Simple Wine Pairings For Fish
There are so many brilliant wines to serve with fish and fortunately, figuring out what to drink with the fruits of the sea is a fairly straightforward task. Generally speaking, it’s as simple as taking note as the weight and texture of the fish and choosing a wine with a comparable body. Do this and you’ll seldom veer off course. What do we mean? Well, for a light fish opt for a light white wine or even a glass of bubbly. If you’re serving a heavier, meatier fish, you should reach for more medium to full-bodied wines. And yes, much of the time white wine will be the best choice but that’s not to say that red wine with fish is completely off the table.
For delicate, flaky fish such as sea bass, perch, or pollock, you’ll want to pair a light-bodied, medium to high acid wine which won’t overwhelm the nuances of the fish.
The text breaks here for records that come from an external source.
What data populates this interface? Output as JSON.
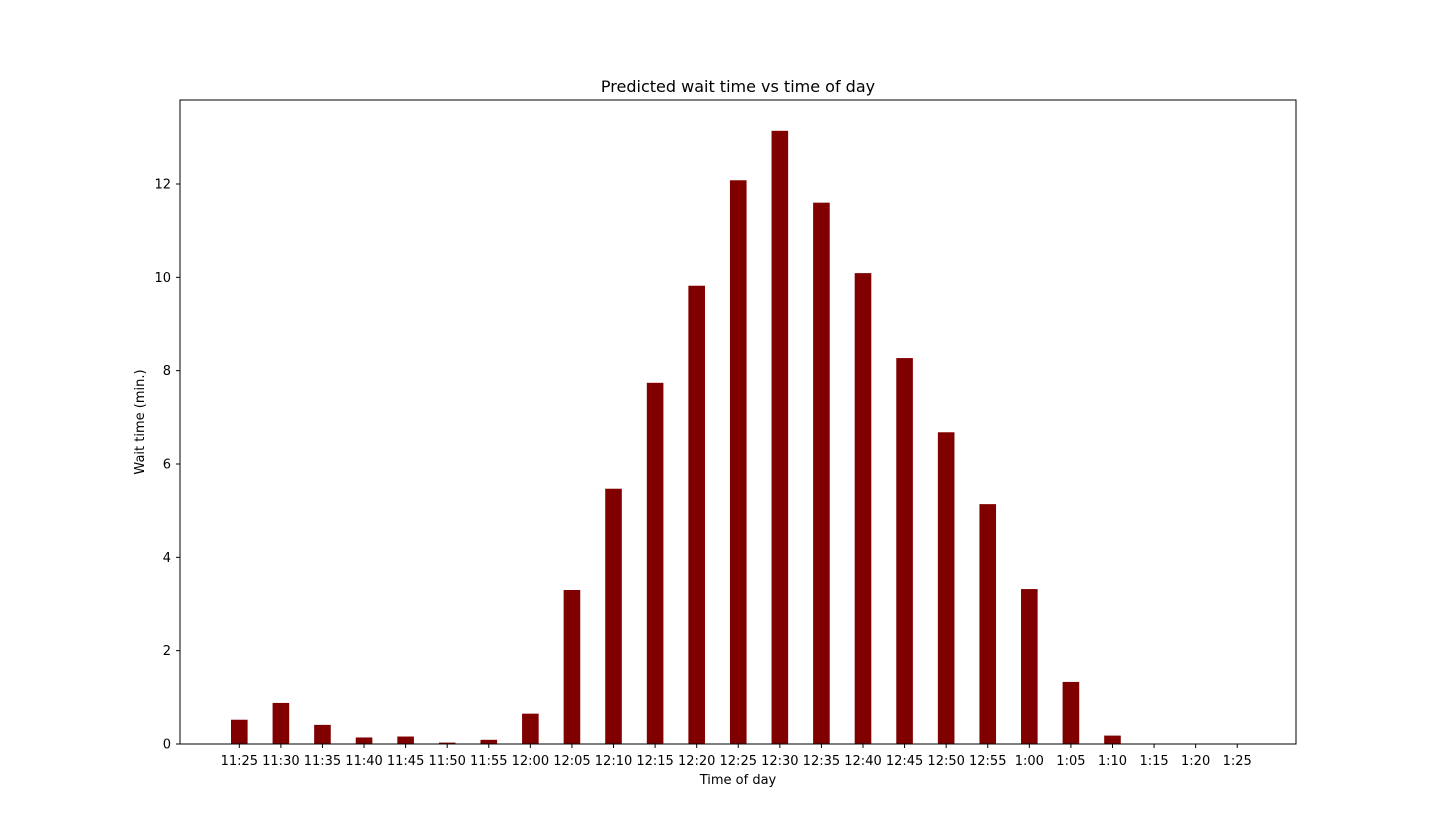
{
  "chart_data": {
    "type": "bar",
    "title": "Predicted wait time vs time of day",
    "xlabel": "Time of day",
    "ylabel": "Wait time (min.)",
    "categories": [
      "11:25",
      "11:30",
      "11:35",
      "11:40",
      "11:45",
      "11:50",
      "11:55",
      "12:00",
      "12:05",
      "12:10",
      "12:15",
      "12:20",
      "12:25",
      "12:30",
      "12:35",
      "12:40",
      "12:45",
      "12:50",
      "12:55",
      "1:00",
      "1:05",
      "1:10",
      "1:15",
      "1:20",
      "1:25"
    ],
    "values": [
      0.52,
      0.88,
      0.41,
      0.14,
      0.16,
      0.03,
      0.09,
      0.65,
      3.3,
      5.47,
      7.74,
      9.82,
      12.08,
      13.14,
      11.6,
      10.09,
      8.27,
      6.68,
      5.14,
      3.32,
      1.33,
      0.18,
      0,
      0,
      0
    ],
    "ylim": [
      0,
      13.8
    ],
    "yticks": [
      0,
      2,
      4,
      6,
      8,
      10,
      12
    ],
    "grid": false,
    "colors": {
      "bar": "#800000",
      "axis": "#000000",
      "background": "#ffffff"
    }
  }
}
Open a Pinot Grigio, Grüner Veltliner, Unoaked Chardonnay, Champagne or traditional method sparkling wine.
If you’re tucking into a slightly sturdier fish like haddock, cod, trout, or halibut, go for a medium-bodied wine. Unoaked Chardonnay from a warmer climate, Pinot Gris, dry Chenin Blanc, vintage sparkling wine are all fantastic options and would be equallywith a fish pie or fish and chips as well.
Have a steak of salmon, tuna, swordfish, or mahi-mahi? Try a richer white like an oaked Chardonnay from Burgundy, Viognier, or a dry rosé made from Pinot Noir, Grenache/Syrah/Mourvèdre (GSM blend), or Sangiovese.
Be sure to take the method of preparation into account. If you’re pan-searing and serving your fish with a squeeze of lemon, stick to a bright, citrus-driven wine. Smoked fish is excellent with sparkling wine or Champagne or dry semi-aromatic wines like Riesling or Chenin Blanc.
Butter or cream sauces do best with quality Chardonnay while on the other end of the spectrum, sushi is lovely with Grüner Veltliner, Muscadet, and sparkling wine (we recommend Cava). What about a more complex dish like kedgeree? Since you have smoked haddock involved, go bigger. Dry Semillon from Australia, white Bordeaux, or New World Chardonnays all have a hint of smoky flavour to match the haddock.
How to Serve Red Wine With Fish
To a certain extent, you can treat heavier fish like a cut of meat. Richer wines are your best options here and this is the area where you can opt for something like a white Burgundy or decide on a red instead. Salmon, tuna, and mackerel can be lovely with red wine but you’ll want to go with something that is on the lighter end of the spectrum and not too high in tannins. Pinot Noir (avoid cru level Burgundy), Gamay, and certain Grenaches would all work well. Salted, oily fish like anchovies, sardines, or herring can also be excellent with red wine.
You may have noticed sparkling wine crops up often as a pairing for fish dishes. If you find yourself overwhelmed with choice, bubbles are always a satisfying safe choice that will put a smile on everyone’s faces.